A Note on Statistics
CPWR - The Center for Construction Research and Training
Suggestions on how to interpret statistics and charts
eLCOSH makes every effort to present the best-quality statistics available, but all numbers need interpretation. Here are some guidelines.
- Look carefully at the source for any data and whether the source might have reason to be biased.
- Look at how the data were collected and how they are presented. Two good ways to collect data are a census - in which, for instance, every known work-related death is counted nationwide - or a statistical sample, such as when questionnaires are given to a scientifically selected group of people and the results are used to estimate what is true for that whole population. For instance, a study about senior citizens exercise habits in the U.S. might be based on interviews with a randomly chosen group of men and women over age 65.

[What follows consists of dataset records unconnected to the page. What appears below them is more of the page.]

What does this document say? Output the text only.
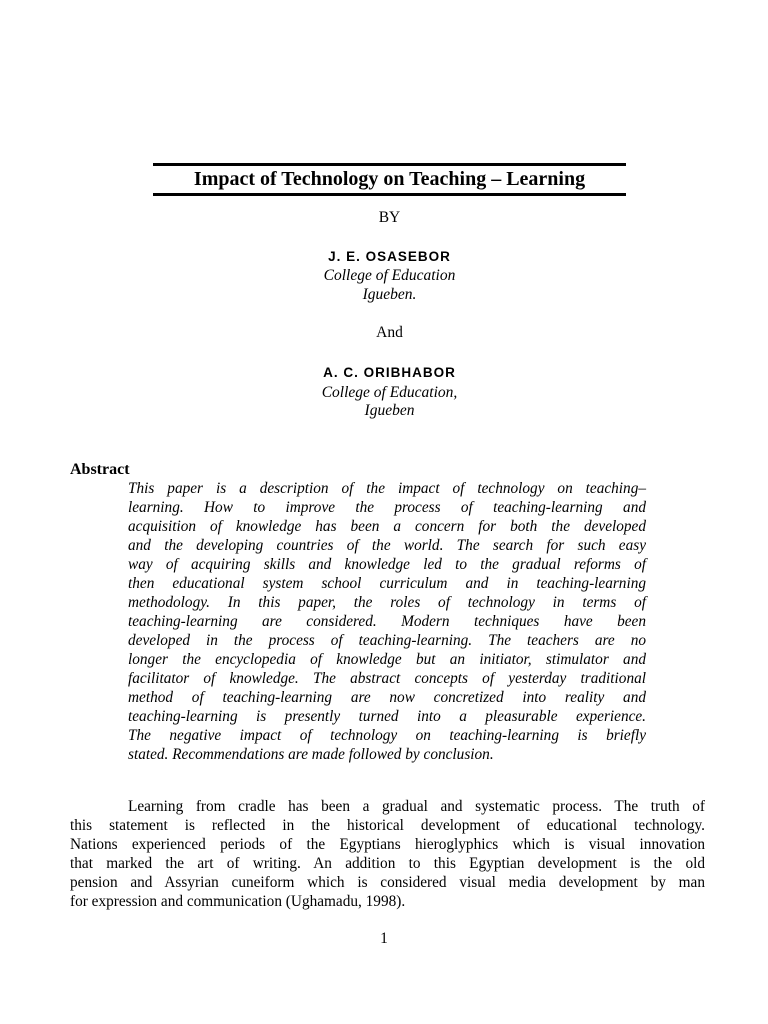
Impact of Technology on Teaching – Learning
BY
J. E. OSASEBOR
College of Education
Igueben.
And
A. C. ORIBHABOR
College of Education,
Igueben
Abstract
This paper is a description of the impact of technology on teaching–
learning. How to improve the process of teaching-learning and
acquisition of knowledge has been a concern for both the developed
and the developing countries of the world. The search for such easy
way of acquiring skills and knowledge led to the gradual reforms of
then educational system school curriculum and in teaching-learning
methodology. In this paper, the roles of technology in terms of
teaching-learning are considered. Modern techniques have been
developed in the process of teaching-learning. The teachers are no
longer the encyclopedia of knowledge but an initiator, stimulator and
facilitator of knowledge. The abstract concepts of yesterday traditional
method of teaching-learning are now concretized into reality and
teaching-learning is presently turned into a pleasurable experience.
The negative impact of technology on teaching-learning is briefly
stated. Recommendations are made followed by conclusion.
Learning from cradle has been a gradual and systematic process. The truth of
this statement is reflected in the historical development of educational technology.
Nations experienced periods of the Egyptians hieroglyphics which is visual innovation
that marked the art of writing. An addition to this Egyptian development is the old
pension and Assyrian cuneiform which is considered visual media development by man
for expression and communication (Ughamadu, 1998).
1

- The best source for construction safety and health data in the U.S. is the Bureau of Labor Statistics, part of the U.S. Department of Labor. Most other data sources on safety and health are based on incomplete information. What is included or missing can affect the results.

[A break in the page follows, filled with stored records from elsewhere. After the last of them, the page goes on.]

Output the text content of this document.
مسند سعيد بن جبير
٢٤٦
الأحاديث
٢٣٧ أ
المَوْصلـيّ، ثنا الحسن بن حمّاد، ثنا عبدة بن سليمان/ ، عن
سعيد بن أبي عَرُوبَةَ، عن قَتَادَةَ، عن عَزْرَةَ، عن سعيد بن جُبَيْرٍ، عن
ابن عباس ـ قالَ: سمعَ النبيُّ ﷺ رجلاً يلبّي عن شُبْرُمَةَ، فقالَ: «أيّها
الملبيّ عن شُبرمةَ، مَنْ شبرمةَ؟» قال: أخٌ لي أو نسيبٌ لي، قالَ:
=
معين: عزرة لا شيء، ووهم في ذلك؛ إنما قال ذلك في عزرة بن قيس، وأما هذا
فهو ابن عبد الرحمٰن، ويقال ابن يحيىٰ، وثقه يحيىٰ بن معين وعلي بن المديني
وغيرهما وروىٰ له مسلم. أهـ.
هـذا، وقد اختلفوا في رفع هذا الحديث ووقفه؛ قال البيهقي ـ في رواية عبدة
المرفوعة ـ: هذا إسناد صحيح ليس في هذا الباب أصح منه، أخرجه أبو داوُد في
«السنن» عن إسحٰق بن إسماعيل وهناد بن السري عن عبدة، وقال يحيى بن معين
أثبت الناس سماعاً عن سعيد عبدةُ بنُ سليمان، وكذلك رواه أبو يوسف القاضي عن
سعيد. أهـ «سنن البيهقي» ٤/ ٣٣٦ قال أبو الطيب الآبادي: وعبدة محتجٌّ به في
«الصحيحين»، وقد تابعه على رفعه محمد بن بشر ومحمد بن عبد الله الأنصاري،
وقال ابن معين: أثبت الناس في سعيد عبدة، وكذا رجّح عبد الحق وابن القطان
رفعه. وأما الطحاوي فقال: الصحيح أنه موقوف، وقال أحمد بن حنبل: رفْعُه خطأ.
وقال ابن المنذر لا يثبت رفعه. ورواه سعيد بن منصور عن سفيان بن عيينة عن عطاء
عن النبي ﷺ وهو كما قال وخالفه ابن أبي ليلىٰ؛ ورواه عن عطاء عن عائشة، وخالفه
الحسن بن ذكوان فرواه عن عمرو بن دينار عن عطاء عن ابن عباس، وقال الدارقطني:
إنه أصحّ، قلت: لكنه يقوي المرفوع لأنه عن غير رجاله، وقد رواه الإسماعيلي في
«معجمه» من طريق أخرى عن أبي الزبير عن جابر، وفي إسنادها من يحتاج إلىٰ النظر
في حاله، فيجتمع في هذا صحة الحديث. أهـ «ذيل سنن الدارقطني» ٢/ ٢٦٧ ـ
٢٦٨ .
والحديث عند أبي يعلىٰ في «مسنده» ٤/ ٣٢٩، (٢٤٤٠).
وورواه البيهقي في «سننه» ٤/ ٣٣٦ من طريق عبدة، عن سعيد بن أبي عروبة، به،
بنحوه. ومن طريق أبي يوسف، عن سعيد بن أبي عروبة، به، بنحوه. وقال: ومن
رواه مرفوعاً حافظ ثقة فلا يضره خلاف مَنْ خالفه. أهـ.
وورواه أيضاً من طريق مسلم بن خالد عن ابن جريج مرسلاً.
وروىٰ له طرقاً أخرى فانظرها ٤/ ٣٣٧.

- Be clear about what the data are supposed to show. For instance, are they showing deaths of all construction workers on highway construction sites in the U.S. or all deaths on those sites in the U.S.? The second group would include people driving through who are not construction workers.
- Be wary of reported numbers or percentages that are based on a small data set. If, for instance, you’re comparing information about occupations and you have a sample of 10 of 10,000 aerobics instructors nationwide, don’t place much value on the statistics for aerobics instructors. Or, if you’re looking at statistics about deaths from a given hazard, be careful if a census shows only a few deaths per year. (This is why some reports combine and average numbers over 3 or 5 years – to avoid fluctuations from year to year that don’t mean much statistically.) When the numbers are small, only a slight change in circumstances could completely change the rankings of items.
Here’s an example of the problem of small numbers: A chart might list serious injuries/illnesses in a city park in 2003 this way:
Falls 10 (40%) Boating 7 (28%) Plants 5 (20%) Other 3 (12%) Total 25 (100%)
If the numbers are small (as shown here), don’t pay attention to the percentages. With such small numbers, it is best to conclude simply that falls, boating, and contact with plants such as poison ivy cause injuries and illnesses in that park. Do not focus on which was ranked first in 2002 or whether falls out of trees and on the ground caused 42% more injuries than boating accidents did. Why? Because, for instance, a single rowboat tipover in the pond could injure 4 people and completely switch the ranking of the hazards. Or, unfortunately, a vehicle might jump a sidewalk curb and injure people walking along a park path, thus expanding the category labeled “other.”
- Before you compare two sets of statistics, remember that it might not be possible to compare one set of numbers to another; for instance, if you want to compare injury data for two parks and one park has boating but one does not.